Se arrodilla en la trinchera. De las barrancas de la otra banda del Vassa Barris un mar de uniformes azules, plomos, rojos, con brillos de abotonaduras y de espadas y bayonetas, viene hacia ellos en la resplandeciente mañana. Eso es lo que sus oídos están oyendo, hace rato: repique de tambores, clarín de cornetas. «Parece que vinieran derechito hacia nosotros», piensa. El aire está limpio y, pese a la distancia, ve con suma nitidez a las tropas, desplegadas en tres cuerpos, uno de los cuales, el del centro, parece enfilar rectilíneamente hacia estas trincheras. Algo pegajoso en la boca le atranca las palabras. Honorio le dice que ha despachado ya dos «párvulos» a Fazenda Velha y a la salida a Trabubú, a avisar a Joáo Abade y Pedráo que vienen por ese lado. —Tenemos que aguantarlos —se oye decir—. Aguantarlos como sea hasta que Joáo Abade y Pedráo se replieguen a Belo Monte.
—Siempre y cuando no estén atacando a la vez por Favela —gruñe Honorio. Antonio no lo cree. Al frente, bajando las barrancas del río seco, hay varios miles de soldados, más de tres mil, tal vez cuatro mil, lo que tiene que ser toda la fuerza útil de los perros. Los yagunzos saben, por los «párvulos» y espías, que en el hospital de la quebrada entre la Favela y el Alto do Mario hay cerca de mil heridos y enfermos. Una parte de la tropa debe haber quedado allí, protegiendo el hospital, la artillería e instalaciones. Esa tropa tiene que ser toda la del asalto. Se lo dice a Honorio, sin mirarlo, la vista clavada en las barrancas, mientras verifica con los dedos si el tambor del revólver está lleno de cartuchos. Aunque tiene un Mánnlicher, prefiere ese revólver, con el que se ha batido desde que está en Canudos. Honorio, en cambio, tiene el fusil apoyado en el reborde, con el alza levantada y el dedo en el gatillo. Así deben estar todos los otros yagunzos, en sus cuevas, recordando la instrucción: no disparar sino cuando el enemigo esté muy cerca, para ahorrar munición y aprovechar la sorpresa. Es lo único que los favorece, lo único que puede atenuar la desproporción de número y de equipo. Llega arrastrándose y se deja caer en la poza, un chiquillo que les trae un zurrón de café caliente y unas tortas de maíz. Antonio reconoce sus ojos vivos y risueños, su cuerpo torcido. Se llama Sebastián y es veterano en estas lides, pues ha servido de mensajero a Pajeú y a Joáo Grande. Mientras bebe el café, que le compone el cuerpo, Antonio ve desaparecer al chiquillo, reptando con sus zurrones y alforjas, silente y veloz como una lagartija.

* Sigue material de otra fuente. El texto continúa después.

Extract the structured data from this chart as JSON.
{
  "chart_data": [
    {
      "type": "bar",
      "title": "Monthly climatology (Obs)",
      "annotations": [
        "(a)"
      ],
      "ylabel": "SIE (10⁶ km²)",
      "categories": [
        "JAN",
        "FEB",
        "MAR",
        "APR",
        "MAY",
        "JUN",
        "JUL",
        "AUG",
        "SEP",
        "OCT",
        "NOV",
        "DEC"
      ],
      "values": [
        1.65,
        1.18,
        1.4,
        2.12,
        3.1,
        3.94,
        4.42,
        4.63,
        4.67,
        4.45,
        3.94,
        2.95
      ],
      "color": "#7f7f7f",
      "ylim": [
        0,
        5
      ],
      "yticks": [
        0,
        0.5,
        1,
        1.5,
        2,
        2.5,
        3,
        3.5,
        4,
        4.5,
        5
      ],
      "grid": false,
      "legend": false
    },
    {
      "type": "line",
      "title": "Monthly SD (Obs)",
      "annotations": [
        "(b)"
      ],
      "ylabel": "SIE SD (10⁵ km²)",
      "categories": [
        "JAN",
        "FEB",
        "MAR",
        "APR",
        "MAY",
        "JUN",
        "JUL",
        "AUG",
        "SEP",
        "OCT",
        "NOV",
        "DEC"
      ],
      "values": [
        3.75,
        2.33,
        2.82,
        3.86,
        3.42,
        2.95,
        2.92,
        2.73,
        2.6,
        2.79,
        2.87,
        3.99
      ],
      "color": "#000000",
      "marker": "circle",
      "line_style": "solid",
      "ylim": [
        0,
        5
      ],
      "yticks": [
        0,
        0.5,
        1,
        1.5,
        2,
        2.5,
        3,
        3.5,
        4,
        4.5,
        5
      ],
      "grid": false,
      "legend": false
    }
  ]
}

«Si se acercan unidos, formando una masa compacta», piensa. Qué fácil sería entonces derribarlos con granizadas a quemarropa, en ese territorio sin árboles, matorrales ni rocas. Las depresiones del suelo no les sirven de mucho pues las trincheras de los yagunzos están en altozanos desde los cuales pueden dominarlas. Pero no vienen unidos. El cuerpo del centro avanza más rápido, como una proa; es el primero en cruzar el cauce y en escalar las barrancas. Unas figurillas azulinas, con listas rojas en los pantalones y puntos destellantes, asoman a menos de doscientos pasos de Antonio. Es una compañía de exploradores, un centenar de hombres, todos a pie, que se reagrupan en dos bloques de tres en fondo y progresan rápidamente, sin la menor precaución. Los ve estirar los pescuezos, avizorar las torres de Belo Monte, totalmente inconscientes de esos tiradores rastreros que los apuntan.